She went to the cupboard, slightly dislodging the plastic garden vine woven into her hair, and took out a bottle of red wine.
‘He’s called Scott. He was at college with Jake.’
‘He’s a musician?’
‘No. Yes. No.’ She looked at me. ‘That’s a hobby. He went into the SAS.’
The Special Air Service! He was James Bond! It explained everything. The ‘One, sir! Two, sir!’ Billy jumping and rolling from the tree. The gun reflex at Sports Day. Bond.
‘When did he start at the school?’
‘Last year – December?’
‘I bet it’s him. He went off to Sandhurst, then he was abroad a lot, but they kept in touch in a man-friend – i.e. not-very-often – sort of way. Jake ran into him a few months ago. He’d been in Afghanistan. Some bad shit had happened. He said he was back and “keeping it simple”.’ Rebecca suddenly laughed. ‘He thinks teaching at a London private school is “keeping it simple”? Has he seen your Quadrant Living chart?’
‘And he’s married?’
‘Not if it’s him. He’s got two boys, right, at boarding school? He was married, but not any more. She was a nightmare.’
‘Is she really plastic-surgeried . . .?’
‘Exactly. She turned into a major spender: clothes, charity luncheons, all that bollocks, total plastic-surgery queen. When he went abroad she started sleeping with her personal trainer, filed for divorce and tried to fleece him. That place Capthorpe Hall is the family pile. I think she might have tried to get back with him now she’s made herself look like the Bride of Wildenstein. I’ll ask Jake. Next time I see him.’
BACK TO SCHOOL
Friday 13 September 2013
Minutes late for school pickups 0 (but only as trying to impress Mr Wallaker), conversations with Mr Wallaker 0, seconds of eye contact with Mr Wallaker 0.
9.15 p.m. It seems Rebecca was right. And although I have not breathed a word about any of it (except, obviously, to Talitha, Jude and Tom), the news is out that Mr Wallaker is not married. Which is awful because now there is a feeding frenzy over Mr Wallaker. Everyone is trying to fix Mr Wallaker up with their single friend. Farzia did suggest trying to shove me at him, but it is pointless. Even though my heart leaps now, when I see him on the steps, Mr Wallaker does not come up and tease me any more. Mr Wallaker does not run into us on the Heath. The magic is gone. And it is all my own fault.
Mr Wallaker is in charge of more and more things at the school: sport, chess, music, ‘Pastoral Care’. He is like Russell Crowe in Gladiator – when he was a slave and organized the other slaves into an army and defeated all the Greeks or Romans.
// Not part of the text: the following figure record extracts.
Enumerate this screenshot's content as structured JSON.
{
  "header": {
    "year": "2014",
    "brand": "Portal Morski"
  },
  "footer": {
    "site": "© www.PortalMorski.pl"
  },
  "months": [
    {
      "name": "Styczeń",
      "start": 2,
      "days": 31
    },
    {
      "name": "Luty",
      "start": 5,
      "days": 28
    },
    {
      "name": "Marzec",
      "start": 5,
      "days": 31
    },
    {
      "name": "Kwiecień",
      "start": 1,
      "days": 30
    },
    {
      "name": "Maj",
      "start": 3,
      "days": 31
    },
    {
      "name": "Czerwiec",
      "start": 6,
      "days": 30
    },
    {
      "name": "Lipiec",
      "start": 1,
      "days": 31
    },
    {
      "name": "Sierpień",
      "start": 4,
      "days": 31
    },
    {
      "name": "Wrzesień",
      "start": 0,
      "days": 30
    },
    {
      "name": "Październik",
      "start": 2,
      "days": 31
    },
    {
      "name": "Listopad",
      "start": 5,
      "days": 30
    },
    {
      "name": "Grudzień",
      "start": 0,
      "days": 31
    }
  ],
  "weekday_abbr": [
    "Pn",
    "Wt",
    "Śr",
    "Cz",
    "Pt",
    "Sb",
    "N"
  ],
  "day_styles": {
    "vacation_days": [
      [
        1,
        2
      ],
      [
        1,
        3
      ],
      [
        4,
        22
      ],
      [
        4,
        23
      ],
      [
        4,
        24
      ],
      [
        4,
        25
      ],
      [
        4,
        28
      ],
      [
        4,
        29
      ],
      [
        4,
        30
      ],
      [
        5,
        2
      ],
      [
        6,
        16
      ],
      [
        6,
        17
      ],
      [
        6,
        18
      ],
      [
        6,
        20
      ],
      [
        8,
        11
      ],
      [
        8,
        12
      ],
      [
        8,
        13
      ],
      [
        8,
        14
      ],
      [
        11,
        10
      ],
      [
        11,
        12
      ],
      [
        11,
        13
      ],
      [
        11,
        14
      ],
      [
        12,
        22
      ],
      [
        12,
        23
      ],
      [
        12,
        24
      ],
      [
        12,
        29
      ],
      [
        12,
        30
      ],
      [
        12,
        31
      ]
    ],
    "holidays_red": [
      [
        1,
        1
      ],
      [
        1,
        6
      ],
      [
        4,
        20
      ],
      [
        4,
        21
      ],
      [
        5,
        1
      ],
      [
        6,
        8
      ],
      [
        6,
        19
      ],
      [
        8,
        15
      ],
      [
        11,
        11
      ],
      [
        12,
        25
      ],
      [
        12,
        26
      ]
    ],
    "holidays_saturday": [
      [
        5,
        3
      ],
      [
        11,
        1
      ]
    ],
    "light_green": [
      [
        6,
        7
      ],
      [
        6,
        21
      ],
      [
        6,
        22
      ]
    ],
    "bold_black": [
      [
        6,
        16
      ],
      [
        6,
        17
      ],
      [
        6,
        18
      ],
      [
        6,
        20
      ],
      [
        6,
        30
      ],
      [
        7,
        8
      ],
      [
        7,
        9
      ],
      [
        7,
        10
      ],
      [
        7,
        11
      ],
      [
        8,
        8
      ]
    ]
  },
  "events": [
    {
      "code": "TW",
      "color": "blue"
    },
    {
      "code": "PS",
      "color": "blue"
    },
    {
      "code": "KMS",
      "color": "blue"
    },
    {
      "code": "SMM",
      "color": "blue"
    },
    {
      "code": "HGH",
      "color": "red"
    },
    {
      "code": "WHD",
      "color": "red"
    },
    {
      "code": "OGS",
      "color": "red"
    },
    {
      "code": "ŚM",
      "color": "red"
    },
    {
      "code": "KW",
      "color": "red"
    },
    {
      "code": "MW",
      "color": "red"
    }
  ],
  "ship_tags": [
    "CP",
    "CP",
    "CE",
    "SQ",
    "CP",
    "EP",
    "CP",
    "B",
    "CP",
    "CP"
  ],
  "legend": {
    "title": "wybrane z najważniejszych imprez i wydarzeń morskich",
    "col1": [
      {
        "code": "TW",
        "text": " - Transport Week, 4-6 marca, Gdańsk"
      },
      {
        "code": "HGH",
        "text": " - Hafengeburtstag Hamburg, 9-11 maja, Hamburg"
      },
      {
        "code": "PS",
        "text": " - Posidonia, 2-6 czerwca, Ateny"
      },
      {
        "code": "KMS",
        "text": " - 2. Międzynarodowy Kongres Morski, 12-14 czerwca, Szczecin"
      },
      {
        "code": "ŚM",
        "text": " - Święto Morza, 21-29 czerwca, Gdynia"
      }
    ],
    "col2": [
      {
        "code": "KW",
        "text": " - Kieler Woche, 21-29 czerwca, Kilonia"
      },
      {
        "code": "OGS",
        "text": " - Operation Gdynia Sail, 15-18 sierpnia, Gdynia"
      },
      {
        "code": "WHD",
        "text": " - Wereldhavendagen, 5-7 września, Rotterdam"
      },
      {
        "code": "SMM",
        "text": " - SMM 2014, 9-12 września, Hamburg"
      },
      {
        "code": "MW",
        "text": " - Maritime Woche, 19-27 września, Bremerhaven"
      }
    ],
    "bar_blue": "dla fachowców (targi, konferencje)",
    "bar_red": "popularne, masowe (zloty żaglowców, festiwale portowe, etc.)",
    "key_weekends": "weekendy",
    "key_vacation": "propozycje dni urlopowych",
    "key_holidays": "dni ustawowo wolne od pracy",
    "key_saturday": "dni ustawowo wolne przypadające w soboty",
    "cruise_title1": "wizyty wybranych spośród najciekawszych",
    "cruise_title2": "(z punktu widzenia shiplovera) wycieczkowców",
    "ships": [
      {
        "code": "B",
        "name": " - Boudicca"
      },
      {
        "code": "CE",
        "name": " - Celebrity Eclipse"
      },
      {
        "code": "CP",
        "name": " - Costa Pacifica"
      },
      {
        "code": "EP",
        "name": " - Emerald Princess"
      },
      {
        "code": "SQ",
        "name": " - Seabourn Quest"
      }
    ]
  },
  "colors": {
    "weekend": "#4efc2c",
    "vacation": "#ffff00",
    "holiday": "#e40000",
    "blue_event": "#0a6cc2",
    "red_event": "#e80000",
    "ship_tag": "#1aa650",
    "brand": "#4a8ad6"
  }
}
It’s like putting ants down in any situation: ants will just do what ants do. If you put someone really cool and capable down anywhere they will just be cool and capable. And be set up with every unattached woman in sight except me.
Friday 27 September 2013
9.45 p.m. ‘It’s you he loves,’ said Tom, on his fourth mojito in the York & Albany.
‘Look, can we just shut up about Mr Effing Wallaker?’ I muttered. ‘I’ve accepted my life now. It’s good. It’s the three of us. We’re not broke. I’m not lonely any more. I’m a great tree.’
‘And The Leaves in His Hair is going to be made!’ encouraged Jude.
‘What’s left of it,’ I said darkly.
‘But at least you’ll get to go to the premiere, baby,’ said Tom. ‘You might meet someone there.’
‘If I’m invited.’
‘If he’s not calling you, if he’s not texting you, he’s just not that into you,’ said Jude unhelpfully.
‘But Mr Wallaker has never called her or texted her,’ said Tom squiffily. ‘Who are we talking about here?’
‘Can we please stop talking about Mr Wallaker? I don’t even like him and he doesn’t like me.’
‘Well, you did rather give him an earful, darling,’ said Talitha.
‘But there was so much depth to what was building,’ said Tom.
‘When he’s hot, he’s hot; when he’s not, he’s not,’ said Jude.